In this example, x and y will be given the exact same id.
if (condition) {
int x;
} else {
int y;
}
All's not well, though, because a naked statement is not a block. There's no block node involved to push scopes. So if I were to do like so
if (condition)
int x;
not only would I be accomplishing absolutely nothing, I'd be leaking x into the enclosing scope. Then consider a for statement, which often has a variable declaration in it, outside the block. I would leak that as well. The solution is for these control structures to also push scopes. In the case of an if statement with a block rather than a single statement, two scopes will be pushed. One of them will remain empty, but that's fine, all of these function-level scopes are discarded when function compilation is finished.
Next I added constructors. This was simple. I modify the grammar so that a new statement expects an argument list, and the node looks for a method on the type called 'construct' and that takes those parameter types. If the constructor was found, it emits bytecode to call the method. If it wasn't and there are no arguments, that's fine. If it wasn't found and there are arguments, it's an error. So all objects have a default constructor that does nothing.
The next feature I implemented was enabled by this scope-stack addition, and it was inheritance. Inheritance can be complicated, so I started with some simple restrictions. First, objects can only derive from one base. This means that I don't need to figure out where in an object's memory layout a particular base is at. The base is always first. I also check for and prevent base loops, where B derives from A, and A derives from B. This is only even possible because I allow objects to be declared in any order. Second, all methods are virtual. There is no additional cost for a virtual function since all method calls already involve looking up the function in a table. My particular implementation, however, prevents calling the base type's version of the method (Something I may want to support, particularly for constructors).
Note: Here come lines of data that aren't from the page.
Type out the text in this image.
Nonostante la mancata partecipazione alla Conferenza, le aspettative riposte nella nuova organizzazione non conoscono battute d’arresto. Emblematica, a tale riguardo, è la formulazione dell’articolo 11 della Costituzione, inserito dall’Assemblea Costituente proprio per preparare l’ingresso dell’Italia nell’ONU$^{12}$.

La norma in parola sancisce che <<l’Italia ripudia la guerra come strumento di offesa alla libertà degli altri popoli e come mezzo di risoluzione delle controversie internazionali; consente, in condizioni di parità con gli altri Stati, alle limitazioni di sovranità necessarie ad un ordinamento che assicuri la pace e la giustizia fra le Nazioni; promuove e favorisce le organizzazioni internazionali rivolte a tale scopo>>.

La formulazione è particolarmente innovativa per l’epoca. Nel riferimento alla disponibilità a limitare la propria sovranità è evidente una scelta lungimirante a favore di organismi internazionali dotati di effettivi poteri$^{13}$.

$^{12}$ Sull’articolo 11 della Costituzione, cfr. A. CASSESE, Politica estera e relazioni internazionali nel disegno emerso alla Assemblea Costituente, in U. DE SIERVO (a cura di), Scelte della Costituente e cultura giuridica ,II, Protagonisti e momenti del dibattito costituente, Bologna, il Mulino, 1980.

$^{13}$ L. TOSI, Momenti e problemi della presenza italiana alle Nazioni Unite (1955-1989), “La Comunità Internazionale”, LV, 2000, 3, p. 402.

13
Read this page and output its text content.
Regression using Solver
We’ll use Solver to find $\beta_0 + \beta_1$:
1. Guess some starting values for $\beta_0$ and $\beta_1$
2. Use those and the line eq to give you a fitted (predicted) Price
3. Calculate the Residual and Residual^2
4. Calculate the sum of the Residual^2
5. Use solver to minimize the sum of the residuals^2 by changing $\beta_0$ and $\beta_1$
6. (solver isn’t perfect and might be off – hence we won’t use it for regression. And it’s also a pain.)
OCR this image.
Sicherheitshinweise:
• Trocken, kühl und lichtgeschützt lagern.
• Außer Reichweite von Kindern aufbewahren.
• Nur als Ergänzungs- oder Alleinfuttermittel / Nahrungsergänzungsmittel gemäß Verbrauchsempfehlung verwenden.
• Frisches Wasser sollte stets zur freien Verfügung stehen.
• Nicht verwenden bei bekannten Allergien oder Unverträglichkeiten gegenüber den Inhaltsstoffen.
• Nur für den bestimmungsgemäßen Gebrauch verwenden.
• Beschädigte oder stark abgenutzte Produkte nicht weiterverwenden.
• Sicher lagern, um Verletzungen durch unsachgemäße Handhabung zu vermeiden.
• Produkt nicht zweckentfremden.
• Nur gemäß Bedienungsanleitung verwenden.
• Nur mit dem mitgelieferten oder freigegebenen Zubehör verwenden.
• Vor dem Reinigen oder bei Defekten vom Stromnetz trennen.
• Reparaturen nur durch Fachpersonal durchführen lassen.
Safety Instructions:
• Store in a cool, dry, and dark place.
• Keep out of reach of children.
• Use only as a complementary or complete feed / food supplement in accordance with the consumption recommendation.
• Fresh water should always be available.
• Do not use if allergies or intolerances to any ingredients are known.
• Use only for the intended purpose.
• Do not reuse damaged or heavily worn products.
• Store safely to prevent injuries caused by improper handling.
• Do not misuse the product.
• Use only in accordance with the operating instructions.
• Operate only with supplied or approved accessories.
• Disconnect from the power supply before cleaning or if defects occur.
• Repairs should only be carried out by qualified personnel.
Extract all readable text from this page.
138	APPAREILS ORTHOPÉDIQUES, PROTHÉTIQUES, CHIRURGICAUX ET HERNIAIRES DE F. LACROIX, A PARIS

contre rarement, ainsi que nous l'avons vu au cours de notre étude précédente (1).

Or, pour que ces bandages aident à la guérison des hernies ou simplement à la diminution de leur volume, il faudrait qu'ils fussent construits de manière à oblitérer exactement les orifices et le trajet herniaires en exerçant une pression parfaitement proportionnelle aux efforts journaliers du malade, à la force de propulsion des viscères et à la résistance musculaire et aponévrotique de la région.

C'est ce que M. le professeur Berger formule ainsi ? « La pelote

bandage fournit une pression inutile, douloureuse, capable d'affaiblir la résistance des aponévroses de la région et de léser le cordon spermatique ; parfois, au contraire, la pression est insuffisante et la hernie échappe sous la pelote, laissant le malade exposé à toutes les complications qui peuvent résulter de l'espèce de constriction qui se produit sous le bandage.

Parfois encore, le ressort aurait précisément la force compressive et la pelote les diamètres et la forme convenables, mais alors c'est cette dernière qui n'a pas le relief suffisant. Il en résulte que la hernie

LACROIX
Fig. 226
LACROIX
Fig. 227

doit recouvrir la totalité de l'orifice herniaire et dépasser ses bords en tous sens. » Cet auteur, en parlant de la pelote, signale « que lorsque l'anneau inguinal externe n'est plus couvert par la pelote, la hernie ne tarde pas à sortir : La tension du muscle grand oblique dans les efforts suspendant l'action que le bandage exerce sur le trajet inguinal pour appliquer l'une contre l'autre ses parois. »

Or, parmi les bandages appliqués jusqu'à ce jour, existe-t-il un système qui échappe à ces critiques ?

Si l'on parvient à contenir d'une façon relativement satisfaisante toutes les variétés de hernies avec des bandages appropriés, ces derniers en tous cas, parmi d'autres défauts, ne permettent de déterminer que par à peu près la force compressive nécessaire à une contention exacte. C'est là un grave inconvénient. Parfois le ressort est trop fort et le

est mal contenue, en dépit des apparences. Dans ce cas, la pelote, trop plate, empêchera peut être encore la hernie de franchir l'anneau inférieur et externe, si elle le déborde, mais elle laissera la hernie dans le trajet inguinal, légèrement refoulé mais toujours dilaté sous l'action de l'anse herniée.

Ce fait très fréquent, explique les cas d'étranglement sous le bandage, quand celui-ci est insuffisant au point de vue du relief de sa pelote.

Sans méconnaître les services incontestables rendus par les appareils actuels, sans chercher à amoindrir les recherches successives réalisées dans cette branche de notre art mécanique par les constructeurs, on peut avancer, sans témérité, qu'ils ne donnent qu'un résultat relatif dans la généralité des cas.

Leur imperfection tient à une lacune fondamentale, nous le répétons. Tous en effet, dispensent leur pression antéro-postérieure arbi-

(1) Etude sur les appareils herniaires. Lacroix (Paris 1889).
First I inherit member variables. Memory layout is a non-issue. Members of the base are just listed first. For example
A {
int x;
int y;
}
B is an A {
int z;
}
Here, in an instance of B, z will have an index of 2. If I convert a B to an A, x and y will still be in the right place; there will just be an extra member hanging on the end. The scope keeps track of how many member variables it has total so that ScriptObject can make enough space for all of them. I modify the scope to look for variables in base types too (Variables with the same name in derived scopes will hide base members) and it works.
Next, I want to inherit functions. This is a little more complicated because, unlike variables, I actually need to be able to lookup the function at runtime. So I still list base member functions first, but I duplicate the function list into the derived scope, and then add the local functions to it. When I find a local function with the same decorated name as a base function, I replace the base function entry. Since the dynamic type of a script object is stored in the script object, and base members are listed first, I can treat a B as an A, call a method from A, and it will have the same index in B's function list.
I think I have enough now to move on. Next time, I'll see about making sure I can call base implementations of virtual functions. It might also be a good idea if not every function was virtual. And then it's time for modules.